Paez argued that the Trump administration’s policy reversal by the Department of Justice for BOP contracts merely “reinstated the long-standing policy and practice enabling the use of publicprivate partnerships by the Federal Bureau of Prisons, which has been in place since the 1990s under both Democratic and Republican Administrations.”
The Washington D.C.based nonprofit, a nonpartisan organization that focuses on the financing of campaigns, filed suit in the U.S. District Court for the District of Columbia after getting no immediate response to its related Freedom of Information Act request on government contracting decisions involving GEO Group. The government has not yet filed its response to the lawsuit.
In August 2016, a DOJ Inspector General report concluded that private contract prisons had “more safety and security incidents per capita” than government-owned prisons, and the Obama administration subsequently announced it would phase out federal prison contracts like those held by GEO Group. That decision would have affected BOP contracts; DHS contracts with GEO continued.
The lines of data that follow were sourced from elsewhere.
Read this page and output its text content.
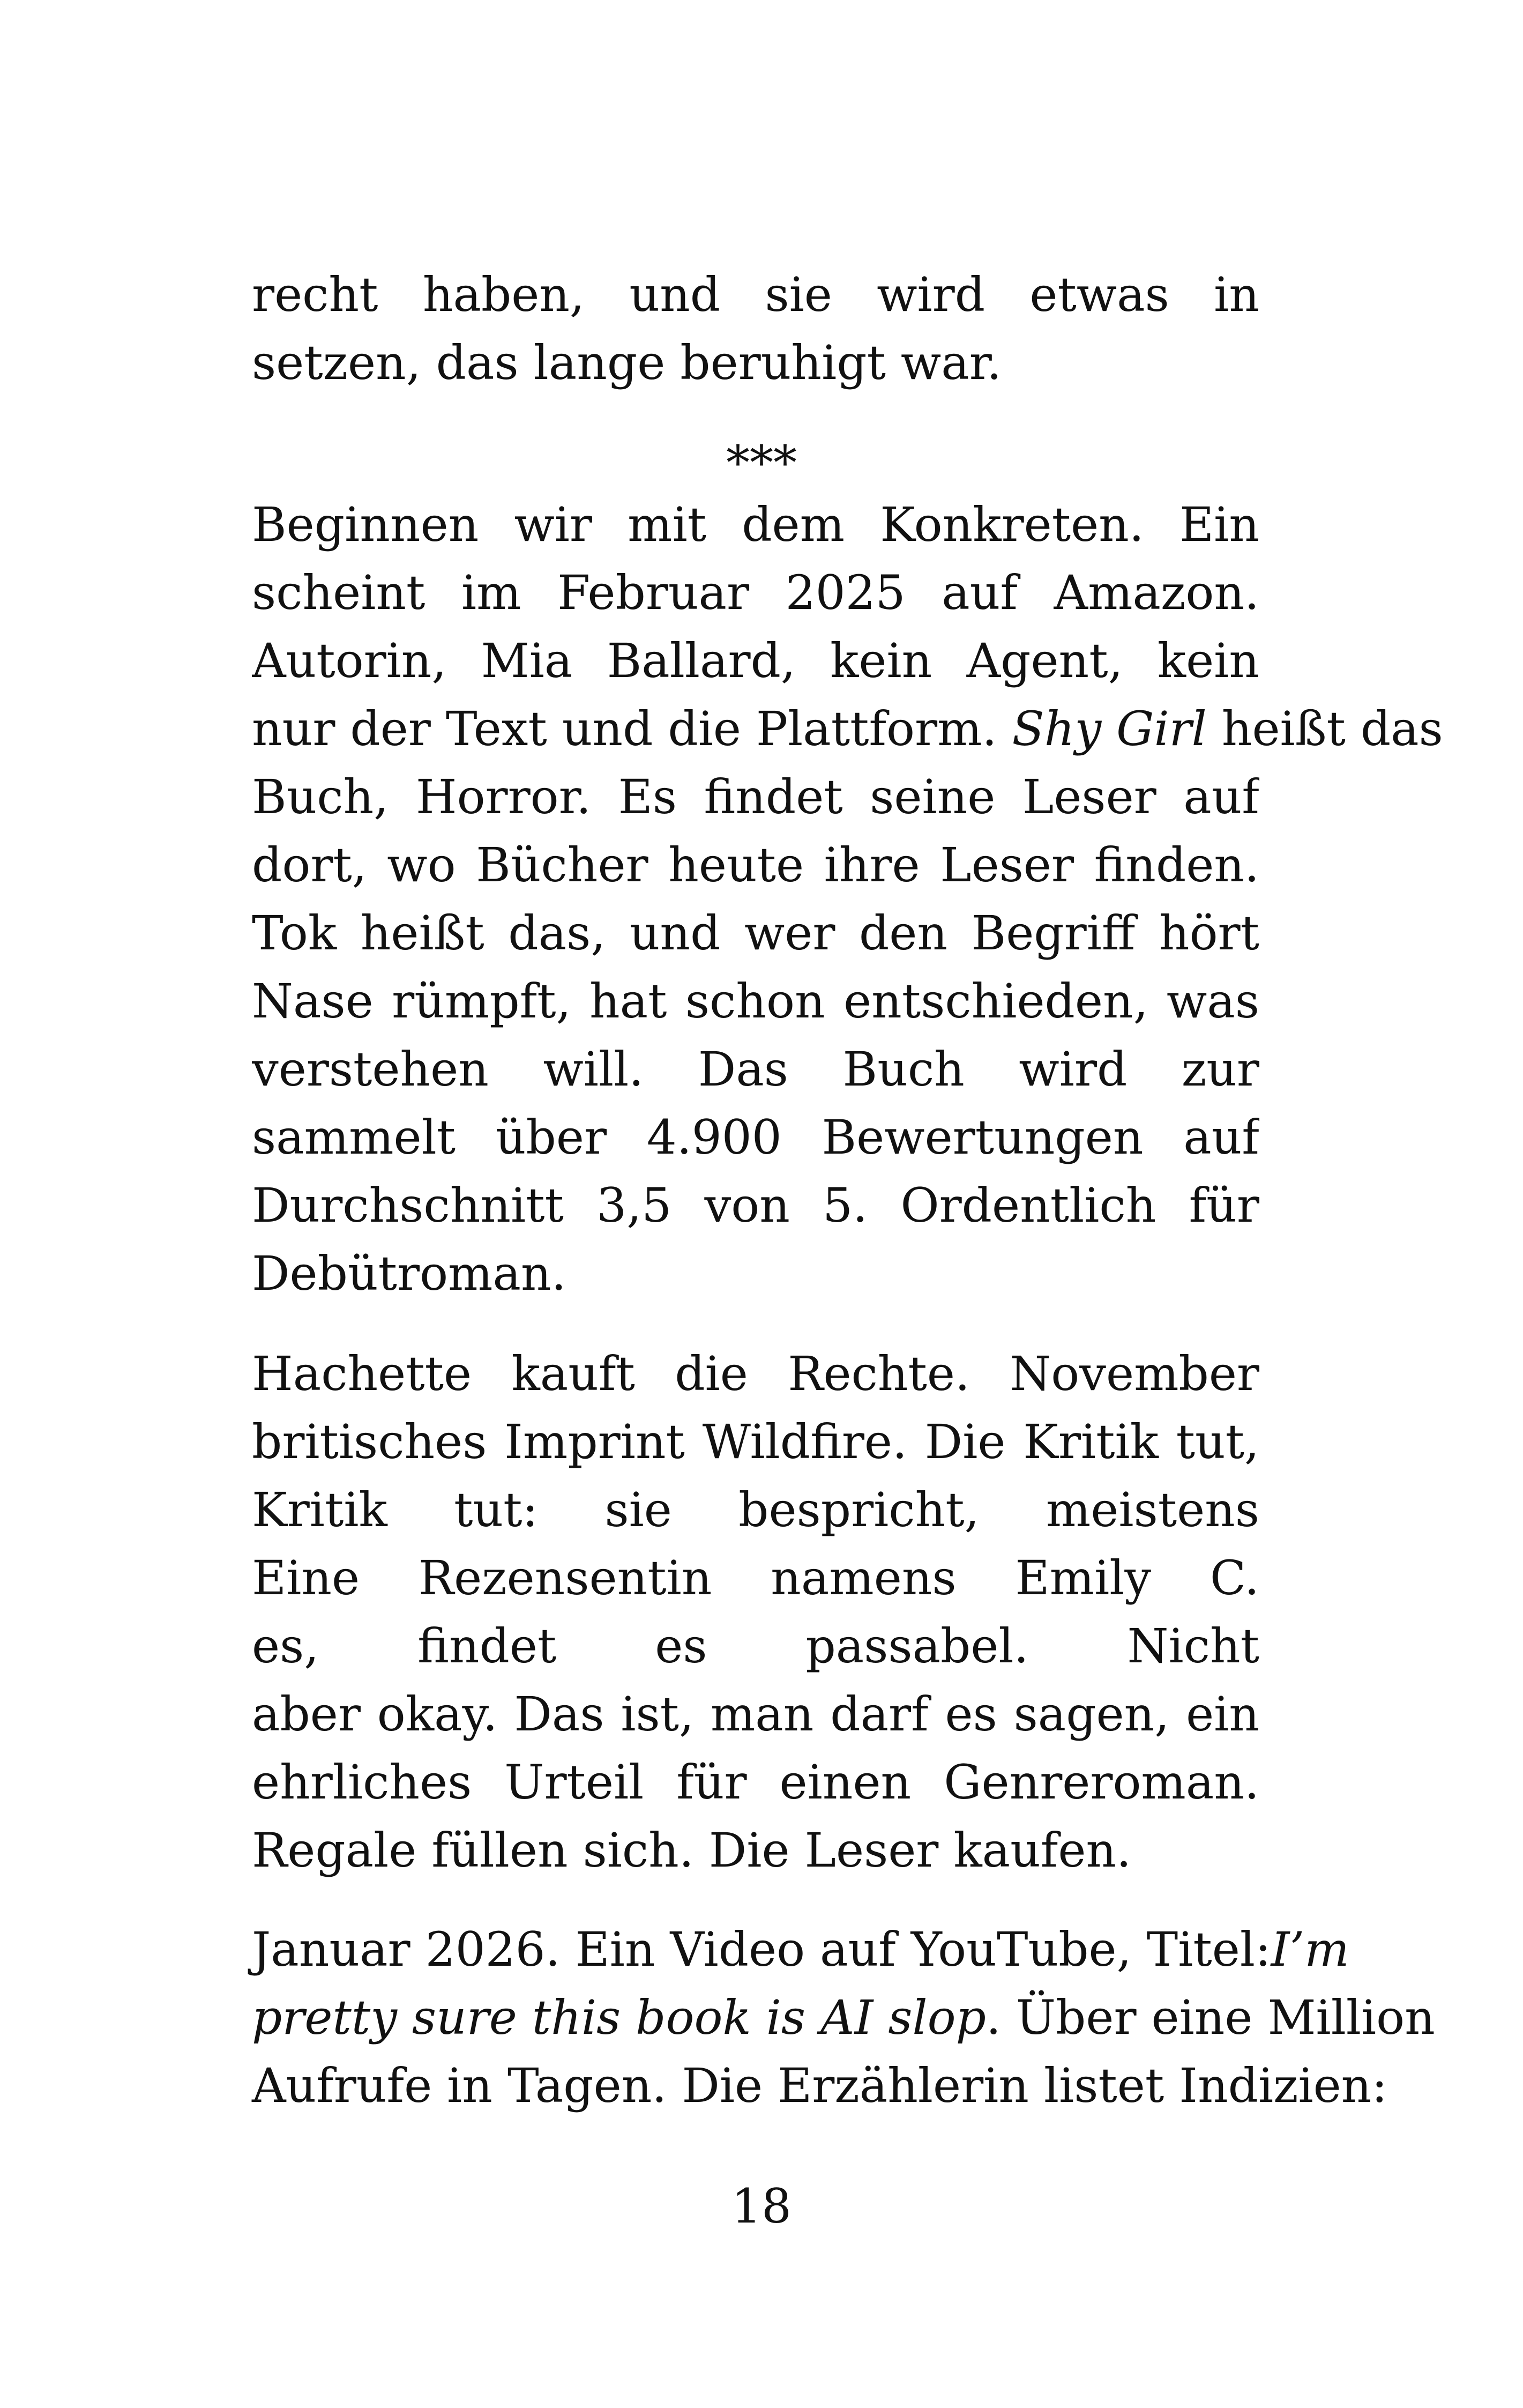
recht haben, und sie wird etwas in
setzen, das lange beruhigt war.
***
Beginnen wir mit dem Konkreten. Ein
scheint im Februar 2025 auf Amazon.
Autorin, Mia Ballard, kein Agent, kein
nur der Text und die Plattform. Shy Girl heißt das
Buch, Horror. Es findet seine Leser auf
dort, wo Bücher heute ihre Leser finden.
Tok heißt das, und wer den Begriff hört
Nase rümpft, hat schon entschieden, was
verstehen will. Das Buch wird zur
sammelt über 4.900 Bewertungen auf
Durchschnitt 3,5 von 5. Ordentlich für
Debütroman.
Hachette kauft die Rechte. November
britisches Imprint Wildfire. Die Kritik tut,
Kritik tut: sie bespricht, meistens
Eine Rezensentin namens Emily C.
es, findet es passabel. Nicht
aber okay. Das ist, man darf es sagen, ein
ehrliches Urteil für einen Genreroman.
Regale füllen sich. Die Leser kaufen.
Januar 2026. Ein Video auf YouTube, Titel: I’m
pretty sure this book is AI slop . Über eine Million
Aufrufe in Tagen. Die Erzählerin listet Indizien:
18
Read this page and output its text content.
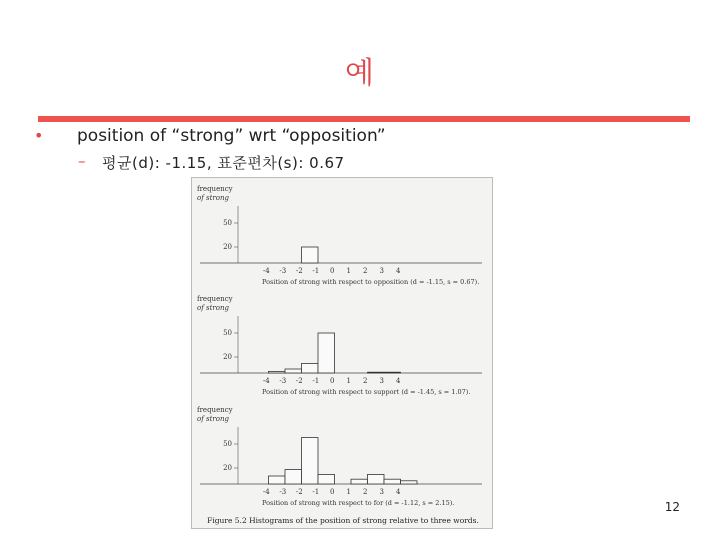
예
• position of “strong” wrt “opposition”
– 평균(d): -1.15, 표준편차(s): 0.67
frequency
of strong
20
50
-4 -3 -2 -1 0 1 2 3 4
Position of strong with respect to opposition (d = -1.15, s = 0.67).
frequency
of strong
20
50
-4 -3 -2 -1 0 1 2 3 4
Position of strong with respect to support (d = -1.45, s = 1.07).
frequency
of strong
20
50
-4 -3 -2 -1 0 1 2 3 4
Position of strong with respect to for (d = -1.12, s = 2.15).
Figure 5.2 Histograms of the position of strong relative to three words.
12
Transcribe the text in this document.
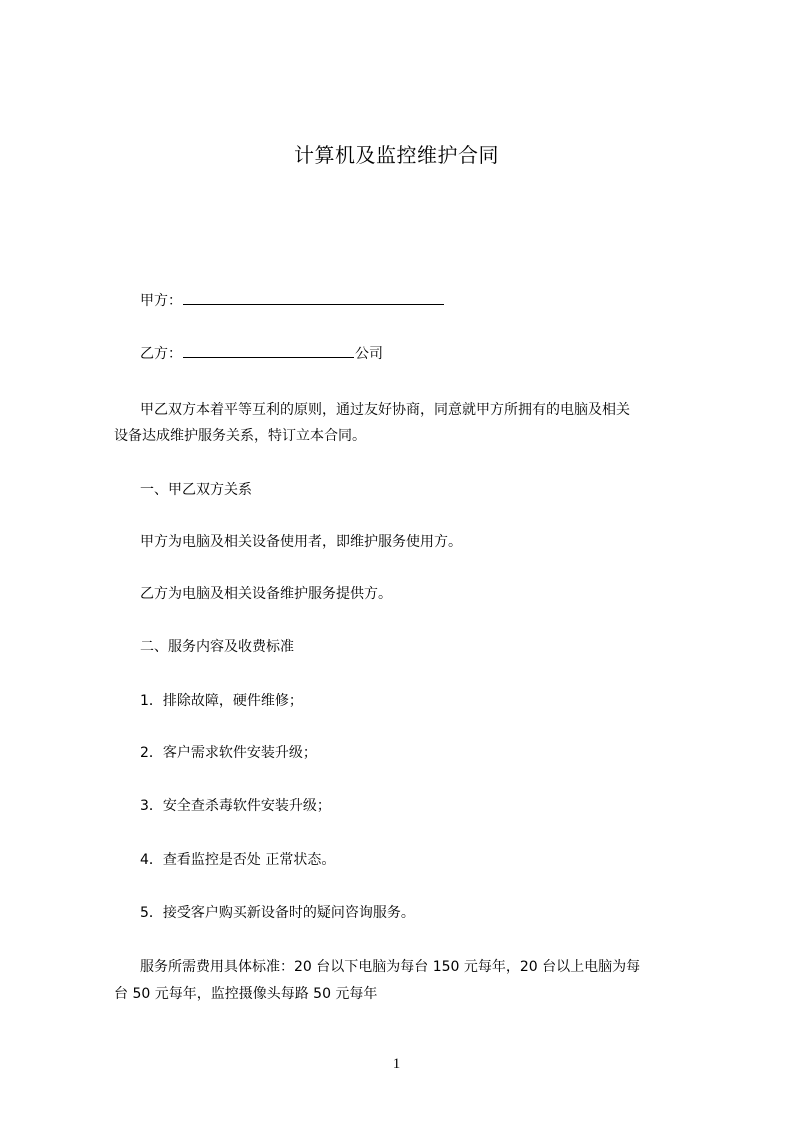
计算机及监控维护合同
甲方：
乙方：	公司
甲乙双方本着平等互利的原则，通过友好协商，同意就甲方所拥有的电脑及相关
设备达成维护服务关系，特订立本合同。
一、甲乙双方关系
甲方为电脑及相关设备使用者，即维护服务使用方。
乙方为电脑及相关设备维护服务提供方。
二、服务内容及收费标准
1．排除故障，硬件维修；
2．客户需求软件安装升级；
3．安全查杀毒软件安装升级；
4．查看监控是否处 正常状态。
5．接受客户购买新设备时的疑问咨询服务。
服务所需费用具体标准：20 台以下电脑为每台 150 元每年，20 台以上电脑为每
台 50 元每年，监控摄像头每路 50 元每年
1
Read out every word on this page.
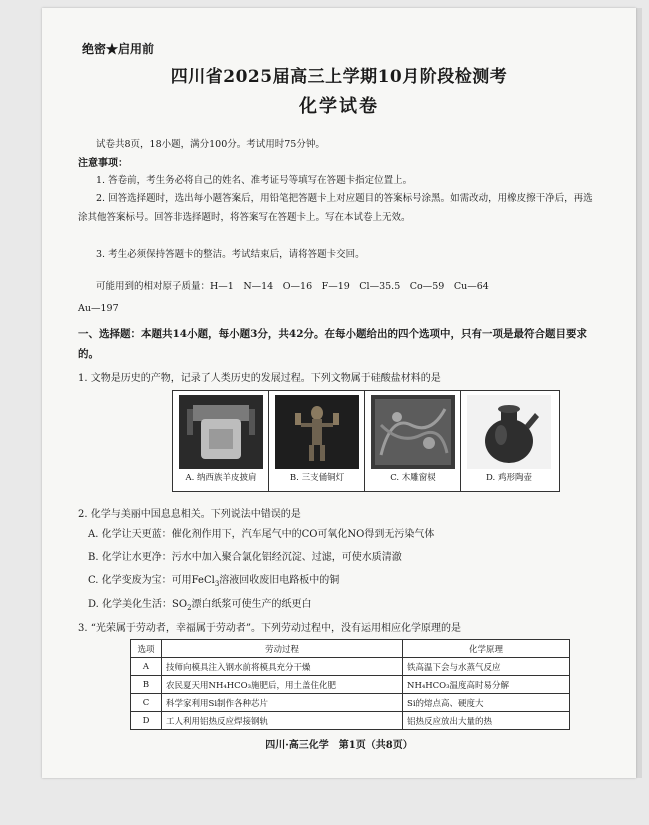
绝密★启用前
四川省2025届高三上学期10月阶段检测考
化学试卷
试卷共8页，18小题，满分100分。考试用时75分钟。
注意事项：
1. 答卷前，考生务必将自己的姓名、准考证号等填写在答题卡指定位置上。
2. 回答选择题时，选出每小题答案后，用铅笔把答题卡上对应题目的答案标号涂黑。如需改动，用橡皮擦干净后，再选涂其他答案标号。回答非选择题时，将答案写在答题卡上。写在本试卷上无效。
3. 考生必须保持答题卡的整洁。考试结束后，请将答题卡交回。
可能用到的相对原子质量：H—1　N—14　O—16　F—19　Cl—35.5　Co—59　Cu—64
Au—197
一、选择题：本题共14小题，每小题3分，共42分。在每小题给出的四个选项中，只有一项是最符合题目要求的。
1. 文物是历史的产物，记录了人类历史的发展过程。下列文物属于硅酸盐材料的是
A. 纳西族羊皮披肩	B. 三支俑铜灯	C. 木雕窗棂	D. 鸡形陶壶
2. 化学与美丽中国息息相关。下列说法中错误的是
A. 化学让天更蓝：催化剂作用下，汽车尾气中的CO可氧化NO得到无污染气体
B. 化学让水更净：污水中加入聚合氯化铝经沉淀、过滤，可使水质清澈
C. 化学变废为宝：可用FeCl$_3$溶液回收废旧电路板中的铜
D. 化学美化生活：$SO_2$漂白纸浆可使生产的纸更白
3. “光荣属于劳动者，幸福属于劳动者”。下列劳动过程中，没有运用相应化学原理的是
选项	劳动过程	化学原理
A	技师向模具注入钢水前将模具充分干燥	铁高温下会与水蒸气反应
B	农民夏天用NH₄HCO₃施肥后，用土盖住化肥	NH₄HCO₃温度高时易分解
C	科学家利用Si制作各种芯片	Si的熔点高、硬度大
D	工人利用铝热反应焊接钢轨	铝热反应放出大量的热
四川·高三化学　第1页（共8页）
The lawsuit filed Thursday alleges that on Aug. 19, 2016, one day after the Obama administration announced its decision, the company made a $100,000 donation to the pro-Trump super PAC Rebuilding America Now through its subsidiary GEO Corrections Holdings Inc.
The nonprofit filed a complaint in November with the Federal Elections Commission arguing that the $100,000 corporate contribution violated a 75-year-old federal law that bans federal contractors from making political contributions. The same day, GEO Corrections Holding Inc. contributed an additional $125,00 to Rebuilding America Now.
GEO Corrections Holding Inc. is a wholly-owned subsidiary that shares the same address as GEO Group.
The FEC complaint about the alleged illegal contractor contributions remains pending.